Most cheap airlines operate from Etiuda Terminal, including easyJet, Germanwings, SkyEurope and WizzAir.
Warsaw Frederic Chopin Airport is the biggest airport in Poland. Warsaw Airport is located 10km south-west of the city centre what is quite close to the city centre. You may get there from Warszawa Centralna Railway Station by bus no 175. Taxi service should be about 25 - 30 zloty from the airport to the centre. The airport is rather small and not moder enough. It becomes also over-crowded what, sometimes, is inconvinient for passengers.

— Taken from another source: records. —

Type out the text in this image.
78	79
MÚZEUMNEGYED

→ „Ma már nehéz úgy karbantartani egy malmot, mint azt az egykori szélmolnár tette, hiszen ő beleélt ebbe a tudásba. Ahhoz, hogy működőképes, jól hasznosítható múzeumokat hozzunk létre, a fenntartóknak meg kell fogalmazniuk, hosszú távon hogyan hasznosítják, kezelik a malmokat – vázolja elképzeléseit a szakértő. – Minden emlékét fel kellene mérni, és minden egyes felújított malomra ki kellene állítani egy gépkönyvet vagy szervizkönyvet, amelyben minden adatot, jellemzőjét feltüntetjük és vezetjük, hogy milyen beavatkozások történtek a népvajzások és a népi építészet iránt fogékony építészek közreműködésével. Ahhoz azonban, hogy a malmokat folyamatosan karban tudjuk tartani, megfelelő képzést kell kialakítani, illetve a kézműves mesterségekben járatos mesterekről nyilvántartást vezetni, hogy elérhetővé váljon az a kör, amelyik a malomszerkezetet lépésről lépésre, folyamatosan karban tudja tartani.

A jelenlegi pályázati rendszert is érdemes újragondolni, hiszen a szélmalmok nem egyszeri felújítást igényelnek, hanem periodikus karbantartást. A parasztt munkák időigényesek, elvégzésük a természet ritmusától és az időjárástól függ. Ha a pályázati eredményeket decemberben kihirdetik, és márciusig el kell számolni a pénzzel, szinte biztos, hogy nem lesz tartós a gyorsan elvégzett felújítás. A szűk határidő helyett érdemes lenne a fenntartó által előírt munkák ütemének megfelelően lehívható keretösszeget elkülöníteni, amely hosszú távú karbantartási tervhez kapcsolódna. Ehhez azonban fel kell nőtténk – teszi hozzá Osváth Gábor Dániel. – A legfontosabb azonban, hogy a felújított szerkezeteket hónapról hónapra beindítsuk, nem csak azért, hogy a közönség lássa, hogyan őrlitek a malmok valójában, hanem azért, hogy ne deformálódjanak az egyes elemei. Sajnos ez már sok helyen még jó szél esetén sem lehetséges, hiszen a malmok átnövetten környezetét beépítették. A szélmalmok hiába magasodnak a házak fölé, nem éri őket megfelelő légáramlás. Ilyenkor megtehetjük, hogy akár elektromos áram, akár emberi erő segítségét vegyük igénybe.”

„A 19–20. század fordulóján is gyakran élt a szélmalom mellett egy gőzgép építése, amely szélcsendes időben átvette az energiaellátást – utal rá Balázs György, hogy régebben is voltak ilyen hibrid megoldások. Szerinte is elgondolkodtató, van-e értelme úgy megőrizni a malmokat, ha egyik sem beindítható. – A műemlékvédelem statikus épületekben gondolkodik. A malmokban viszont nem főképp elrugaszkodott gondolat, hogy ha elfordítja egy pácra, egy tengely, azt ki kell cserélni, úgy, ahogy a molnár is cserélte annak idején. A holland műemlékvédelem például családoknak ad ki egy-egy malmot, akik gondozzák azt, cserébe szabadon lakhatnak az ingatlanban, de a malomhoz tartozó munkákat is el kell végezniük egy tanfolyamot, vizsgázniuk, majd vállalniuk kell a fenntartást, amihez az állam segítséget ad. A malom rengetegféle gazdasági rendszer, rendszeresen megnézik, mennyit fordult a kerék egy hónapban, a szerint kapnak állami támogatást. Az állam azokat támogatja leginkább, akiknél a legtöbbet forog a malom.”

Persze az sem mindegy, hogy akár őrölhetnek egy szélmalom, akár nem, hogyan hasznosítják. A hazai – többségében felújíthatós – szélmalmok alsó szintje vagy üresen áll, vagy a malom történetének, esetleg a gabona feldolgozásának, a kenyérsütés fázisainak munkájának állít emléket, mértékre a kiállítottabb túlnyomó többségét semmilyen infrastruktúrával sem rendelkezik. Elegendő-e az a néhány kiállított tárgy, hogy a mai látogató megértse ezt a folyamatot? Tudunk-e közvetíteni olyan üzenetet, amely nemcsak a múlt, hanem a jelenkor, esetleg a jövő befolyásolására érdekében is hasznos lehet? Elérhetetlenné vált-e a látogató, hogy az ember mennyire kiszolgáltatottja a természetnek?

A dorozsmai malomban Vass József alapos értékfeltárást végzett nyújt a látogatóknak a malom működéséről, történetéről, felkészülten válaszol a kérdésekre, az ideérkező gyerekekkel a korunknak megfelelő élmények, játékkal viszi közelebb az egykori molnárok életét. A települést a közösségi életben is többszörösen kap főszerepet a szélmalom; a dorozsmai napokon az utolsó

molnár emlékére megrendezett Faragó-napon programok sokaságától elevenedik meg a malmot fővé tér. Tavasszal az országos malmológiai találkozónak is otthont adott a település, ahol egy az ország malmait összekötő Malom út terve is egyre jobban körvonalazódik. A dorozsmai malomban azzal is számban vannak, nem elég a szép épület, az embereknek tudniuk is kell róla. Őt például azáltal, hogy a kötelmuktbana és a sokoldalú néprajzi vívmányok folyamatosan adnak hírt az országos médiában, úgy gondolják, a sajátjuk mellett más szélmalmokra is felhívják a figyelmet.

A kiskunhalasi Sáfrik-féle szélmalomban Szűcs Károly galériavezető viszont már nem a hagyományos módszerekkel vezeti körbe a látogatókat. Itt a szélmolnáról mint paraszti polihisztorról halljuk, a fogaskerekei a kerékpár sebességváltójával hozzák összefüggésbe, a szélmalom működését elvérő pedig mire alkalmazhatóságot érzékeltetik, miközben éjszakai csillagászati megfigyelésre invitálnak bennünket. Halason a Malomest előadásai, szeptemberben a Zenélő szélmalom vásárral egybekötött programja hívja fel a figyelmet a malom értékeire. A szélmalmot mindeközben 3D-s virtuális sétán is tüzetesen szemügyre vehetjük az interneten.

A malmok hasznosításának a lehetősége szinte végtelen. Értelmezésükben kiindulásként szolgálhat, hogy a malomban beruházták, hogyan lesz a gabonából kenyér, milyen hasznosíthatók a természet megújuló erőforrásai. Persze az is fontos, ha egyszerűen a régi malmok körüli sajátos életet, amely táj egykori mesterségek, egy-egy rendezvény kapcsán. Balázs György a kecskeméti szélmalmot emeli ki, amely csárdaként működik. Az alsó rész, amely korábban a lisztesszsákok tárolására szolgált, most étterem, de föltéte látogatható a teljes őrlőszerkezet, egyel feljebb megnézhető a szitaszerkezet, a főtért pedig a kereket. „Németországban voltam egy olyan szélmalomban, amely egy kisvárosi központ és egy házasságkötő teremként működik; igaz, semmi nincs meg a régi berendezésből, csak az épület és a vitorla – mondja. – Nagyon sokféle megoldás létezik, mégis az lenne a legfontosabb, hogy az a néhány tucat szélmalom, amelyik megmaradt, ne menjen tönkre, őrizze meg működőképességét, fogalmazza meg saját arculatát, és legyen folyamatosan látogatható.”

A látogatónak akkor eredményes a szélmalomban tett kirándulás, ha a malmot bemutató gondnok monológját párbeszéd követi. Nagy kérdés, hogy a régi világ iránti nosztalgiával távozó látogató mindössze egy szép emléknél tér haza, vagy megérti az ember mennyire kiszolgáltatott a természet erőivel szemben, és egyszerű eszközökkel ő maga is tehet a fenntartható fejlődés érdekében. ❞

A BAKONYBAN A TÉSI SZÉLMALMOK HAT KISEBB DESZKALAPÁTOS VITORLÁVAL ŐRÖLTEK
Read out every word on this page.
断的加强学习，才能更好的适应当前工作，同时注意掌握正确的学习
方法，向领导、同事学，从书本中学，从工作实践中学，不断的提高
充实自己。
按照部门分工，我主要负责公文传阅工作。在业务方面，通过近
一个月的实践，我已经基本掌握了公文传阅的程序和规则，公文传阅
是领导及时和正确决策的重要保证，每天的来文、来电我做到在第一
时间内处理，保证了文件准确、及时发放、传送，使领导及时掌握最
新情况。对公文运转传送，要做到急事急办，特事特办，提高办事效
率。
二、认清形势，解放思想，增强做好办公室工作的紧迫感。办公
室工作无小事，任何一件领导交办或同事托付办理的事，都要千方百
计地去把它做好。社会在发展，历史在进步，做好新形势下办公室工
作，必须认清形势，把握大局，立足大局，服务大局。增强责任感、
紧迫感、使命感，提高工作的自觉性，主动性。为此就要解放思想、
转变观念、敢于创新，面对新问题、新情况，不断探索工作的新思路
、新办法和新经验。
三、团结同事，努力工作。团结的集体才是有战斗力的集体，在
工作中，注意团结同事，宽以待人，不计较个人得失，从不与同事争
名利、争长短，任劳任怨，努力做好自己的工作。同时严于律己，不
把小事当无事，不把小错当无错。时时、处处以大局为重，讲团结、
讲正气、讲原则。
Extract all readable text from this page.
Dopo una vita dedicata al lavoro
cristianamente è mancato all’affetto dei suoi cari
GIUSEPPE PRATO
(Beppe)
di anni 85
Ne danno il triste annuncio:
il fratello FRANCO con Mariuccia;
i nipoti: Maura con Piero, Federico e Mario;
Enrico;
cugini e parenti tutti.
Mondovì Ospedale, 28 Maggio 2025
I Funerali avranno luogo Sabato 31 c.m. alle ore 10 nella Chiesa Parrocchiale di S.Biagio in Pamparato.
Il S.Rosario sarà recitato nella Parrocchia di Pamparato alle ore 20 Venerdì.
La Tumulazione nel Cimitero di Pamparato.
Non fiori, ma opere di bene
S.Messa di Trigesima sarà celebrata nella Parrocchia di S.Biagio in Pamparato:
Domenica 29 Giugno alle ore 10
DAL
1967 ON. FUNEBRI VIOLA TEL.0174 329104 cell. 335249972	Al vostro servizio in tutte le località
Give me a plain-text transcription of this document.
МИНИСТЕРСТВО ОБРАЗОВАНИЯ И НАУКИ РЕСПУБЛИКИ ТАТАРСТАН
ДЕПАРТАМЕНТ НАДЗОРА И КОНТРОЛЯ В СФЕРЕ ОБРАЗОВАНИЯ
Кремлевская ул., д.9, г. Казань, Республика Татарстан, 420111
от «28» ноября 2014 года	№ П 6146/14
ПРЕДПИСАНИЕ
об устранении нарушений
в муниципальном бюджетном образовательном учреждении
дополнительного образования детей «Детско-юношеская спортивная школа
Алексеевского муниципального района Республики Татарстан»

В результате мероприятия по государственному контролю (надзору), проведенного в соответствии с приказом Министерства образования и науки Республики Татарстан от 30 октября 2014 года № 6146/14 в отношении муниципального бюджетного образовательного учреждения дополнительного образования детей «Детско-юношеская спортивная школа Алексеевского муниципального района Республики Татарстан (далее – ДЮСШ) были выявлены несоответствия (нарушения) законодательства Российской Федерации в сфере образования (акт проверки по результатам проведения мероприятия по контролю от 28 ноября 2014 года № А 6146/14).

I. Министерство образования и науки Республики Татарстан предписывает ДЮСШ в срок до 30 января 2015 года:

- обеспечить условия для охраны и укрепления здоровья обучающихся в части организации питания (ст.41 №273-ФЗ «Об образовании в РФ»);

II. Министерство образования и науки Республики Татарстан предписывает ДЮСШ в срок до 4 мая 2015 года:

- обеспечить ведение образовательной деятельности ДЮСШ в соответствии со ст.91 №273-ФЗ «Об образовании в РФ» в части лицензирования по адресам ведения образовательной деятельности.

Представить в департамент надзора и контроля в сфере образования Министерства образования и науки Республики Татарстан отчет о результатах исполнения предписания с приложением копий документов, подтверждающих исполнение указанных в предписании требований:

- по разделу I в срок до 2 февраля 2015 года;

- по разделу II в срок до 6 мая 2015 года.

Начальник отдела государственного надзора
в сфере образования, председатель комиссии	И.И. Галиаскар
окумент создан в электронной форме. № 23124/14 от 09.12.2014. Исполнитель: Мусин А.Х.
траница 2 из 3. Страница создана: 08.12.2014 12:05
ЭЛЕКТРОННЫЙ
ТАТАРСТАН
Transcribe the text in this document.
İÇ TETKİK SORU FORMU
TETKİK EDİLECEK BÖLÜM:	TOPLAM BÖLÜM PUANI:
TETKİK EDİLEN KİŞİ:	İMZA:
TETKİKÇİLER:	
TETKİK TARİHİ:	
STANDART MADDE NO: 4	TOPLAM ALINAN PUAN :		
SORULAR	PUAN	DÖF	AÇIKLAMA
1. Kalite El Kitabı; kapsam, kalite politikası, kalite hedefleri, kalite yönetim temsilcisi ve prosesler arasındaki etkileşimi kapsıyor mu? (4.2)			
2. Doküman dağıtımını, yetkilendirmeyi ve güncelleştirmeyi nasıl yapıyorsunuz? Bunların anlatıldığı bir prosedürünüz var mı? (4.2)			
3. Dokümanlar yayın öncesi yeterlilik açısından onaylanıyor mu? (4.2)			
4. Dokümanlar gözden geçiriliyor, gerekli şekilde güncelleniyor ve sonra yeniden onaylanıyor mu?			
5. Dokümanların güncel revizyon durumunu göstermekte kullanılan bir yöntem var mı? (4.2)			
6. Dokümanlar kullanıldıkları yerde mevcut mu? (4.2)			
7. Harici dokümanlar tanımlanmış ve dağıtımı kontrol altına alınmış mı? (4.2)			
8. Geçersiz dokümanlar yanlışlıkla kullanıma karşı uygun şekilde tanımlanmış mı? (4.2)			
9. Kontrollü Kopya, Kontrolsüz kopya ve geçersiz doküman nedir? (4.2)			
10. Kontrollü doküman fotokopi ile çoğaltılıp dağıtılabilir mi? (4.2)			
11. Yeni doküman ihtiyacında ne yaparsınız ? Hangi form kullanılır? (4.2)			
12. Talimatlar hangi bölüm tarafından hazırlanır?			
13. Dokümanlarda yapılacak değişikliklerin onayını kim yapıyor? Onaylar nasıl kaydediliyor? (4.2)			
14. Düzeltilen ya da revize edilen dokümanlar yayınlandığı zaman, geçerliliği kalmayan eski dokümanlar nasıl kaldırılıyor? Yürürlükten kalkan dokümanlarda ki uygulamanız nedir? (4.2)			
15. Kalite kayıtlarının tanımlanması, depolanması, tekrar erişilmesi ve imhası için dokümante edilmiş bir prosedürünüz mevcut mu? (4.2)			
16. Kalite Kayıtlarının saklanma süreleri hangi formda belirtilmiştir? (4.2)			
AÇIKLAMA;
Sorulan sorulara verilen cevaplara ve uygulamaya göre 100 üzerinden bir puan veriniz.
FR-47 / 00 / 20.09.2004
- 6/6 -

Warsaw Airport handles about 70% of the overall air passenger traffic in the country. Departing aircrafts carry passengers to various countries in America, Africa, Asia and Europe. At present, Warsaw Airport operates more than 80 scheduled flights to/from major airports in Poland and worldwide and the number of its charter connections is always increasing. Passengers' favourite destinations are London, Frankfurt, Paris and Amsterdam. In terms of domestic traffic, most passengers travel to Krakow, Wroclaw and Gdansk.
Warsaw Frederic Chopin Airport (WAW) is located 10 km south of the city center. Now (2006) there is small Terminal 1 and adjacent even smaller the Etiuda terminal which serves routes flown by low-cost carriers. The twice larger Terminal 2, under construction now, is going to be completed by 2007. Airlines in Warsaw here.
I have never been forced to wait in any long lines at check in points or luggage claim area.
Passengers of international flights (except the USA and Canada), should check-in at least 60 minutes before departure.
Passengers travelling to the USA and Canada, should check-in at least 120 minutes before departure.
Call your airlines! Sometimes it's 30 min. for flights within EU when they may issue you boarding pass after your call.
DUTY FREE SHOP
While leaving Poland when you may visit shopping mall in passengers waiting area and go to Duty Free Shop (in Terminal 1) and buy... most buy cigarettes and alcohol beverages, some perfumes and gifts. Details in more shopping tips.
Warning: food and caffee served in bar/restaurant on the ground floor of terminal 1 is awfull and far over-priced (even 3 times more expensive than I used to pay) ---> skip it.
Currency courses in exchange offices (for those with cash) and transaction fees in ATMs are the same as in the city. Some (few?) taxi drivers don't like to be paid by cards and want cash ---> better prepare some Polish currency. According to law taxi drivers, like every shop/supermarket in Poland, are obliged to accept euros but they don't like Euro :-) (yet?) and either the course in that case is bad for those paying in Euro or rarely they are simply refused (it's against law) to pay by Euro.
In Arrival Hall open: May - September 8.00 a.m. - 8.00 p.m. daily; October - April: 8.00 a.m. - 6.00 p.m. daily.